Shifting Gears

Well, I’ve lost a little regularity to my posting. In truth, I’ve reflected a lot on what I wrote in Confessions of a Boardgame Potato. I realized I was sinking entirely too much time into the boardgame sidelines… it really was obsessive. Unbelievably, I’ve broken out of the addiction and centered my attentions on another area, namely my career.

I’ve been a software developer for some time and have learned tons by the tail end of each project. In retrospect I’m always critiquing myself and thinking, “Now why did I do it that way?!” Periodically, I rediscover my passion for coding and learning the lastest technologies and best practices. In truth, I find it tiring how many times technology overtakes me and requires me to learn an entirely new set of skills. (It’s exciting too, but a two-edged sword nevertheless.) While much of the applied knowledge carries forward, the latest technological fads begin their demise within 5-7 years. I was late into web development. About 5 years ago I taught myself ASP, now Classic ASP–see what I mean!–and then not long ago Microsoft released .NET and ASP.NET. I adopted C# fairly early and began developing a large .NET application, but no ASP.NET. It’s only recently that I find myself required to learn ASP.NET if I wish to be eligible for contracting work in the Harrisburg, PA area.

Actually, when I got my first collection of .NET books several years ago I did get the Wrox Professional ASP.NET title too. My workload at the time demanded desktop software, and so I procrastinated with ASP.NET. At one point perhaps a year and a half ago I began reading the book and doing some of the practice exercises and learned a little, but–fast foward to today–it didn’t stick. Today I’m devoted to tooling up. I purchased the successor title Professional ASP.NET 2.0 as we’re already in the next iteration and I’m trying to absorb the whole of it. (By stacking both books I can use them to look over my neighbor’s fence!) Let me tell you comparing ASP.NET to Classic ASP is like comparing a whale to a salmon. Microsoft by holding nothing back likes to create sophisticated and robust technologies (often bloated) that require stirrups with which to climb.

I mean, why for goodness sake do I have to install an IDE, specifically Visual Studio Web Developer Express 2005, that take nearly a gig of my harddisk!? An IDE should fade into the background allowing me to concentrate on the work at hand without impediment.
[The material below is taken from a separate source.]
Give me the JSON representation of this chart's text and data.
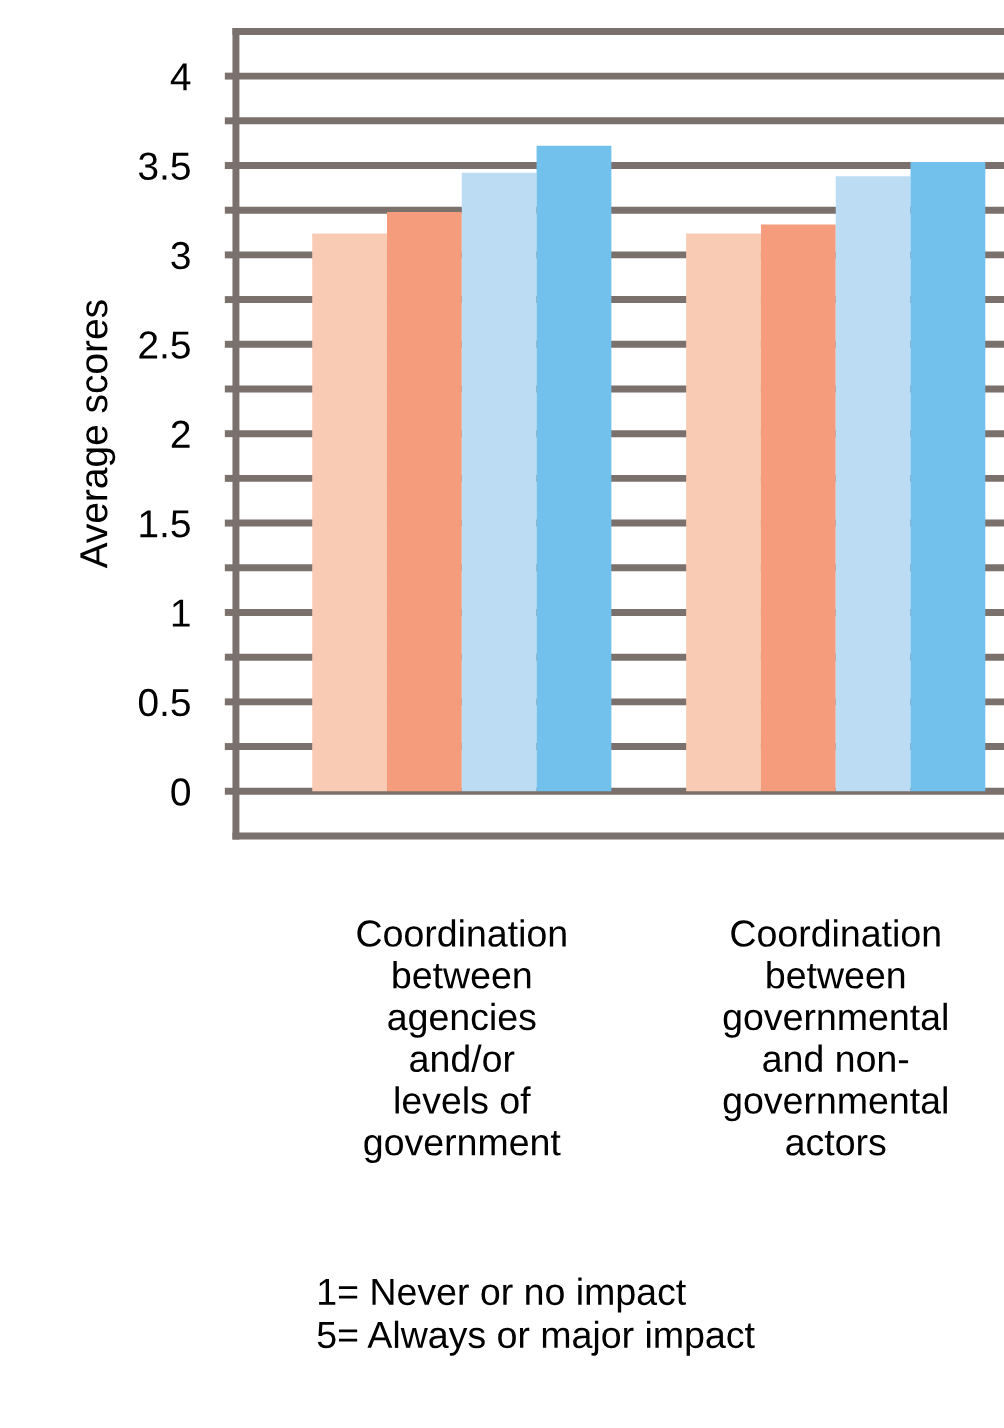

Instead, I find that as I switch between tabs/views it sometimes takes 30 seconds for VS to get its wits about itself and allow me to begin keying code. I’ve always been a by-hand coder who avoids WYSIWYG and drag-and-drop development. It pains me that the IDE I use hogs so much memory that my machine chugs to keep up. Why must maturing software snowball so? Who wants that!? Really! I’ve learned that more is gained by simplifying, taking away rather than adding. This holds true in writing and in software design. I just want a simple environment with the few handy tools (like IntelliSense) that matter most to me.

How many times have you slapped your hand to your forehead when you double-clicked a file only to realize that you’d have to wait 25-45 seconds for the associated app to load? I’ve learned to associate lean apps like Notepad 2 to file types so that I can enjoy immediate load times. I mean, why have a tank roll up to kill a fly; just pick up the fly swatter and be done with it!

So, I’m learning ASP.NET and I’m wishing I had the freedom to choose my technologies. Trouble is my area demands almost exclusively Microsoft and Java developers. Goverments and organizations for which consultants develop have their own people to whom completed applications will be handed for ongoing maintenance. This demands that the technological platforms align with the skills of their people. Even if I told a client I could develop their desired application using Ruby on Rails in one fifth the time, that wouldn’t fly. They’d have no one on staff with which to support the application once I left.

That brings me to Ruby on Rails. Interesting stuff! What I liked most about it is that it closely aligns with the design practices I grew into when creating ASP web apps. Although I hadn’t learned the technological jargon until later my web apps used elements of the MVC architecture. I adopted the “convention over configuration” ideology. I separated my concerns. Unfortunately, the homegrown framework I developed wasn’t designed with forethought and a plan. It started as a seedling and grew and grew until it produced its own unique kind of tree. It was useful for the rapid developing of web apps that adhered to my conventions. Those conventions became so ingrained in the framework that specialized configuration was difficult to impossible. It’s the whole idea that software evolves. You start with a little something and a little knowledge and you paint and paint until you find you’re in a corner. And then you start over and do it right or as close to right as you can. From what I’ve learned, Rails is this right thing of which I speak.

I have been devoted to learning first ASP.NET (for professional purposes) and then Ruby on Rails (for personal purposes). This along with the other demands of life has kept me quite busy, and that’s not even including AJAX which I’ve already decided is essential. It’s an elephant I’m eating one bite at a time.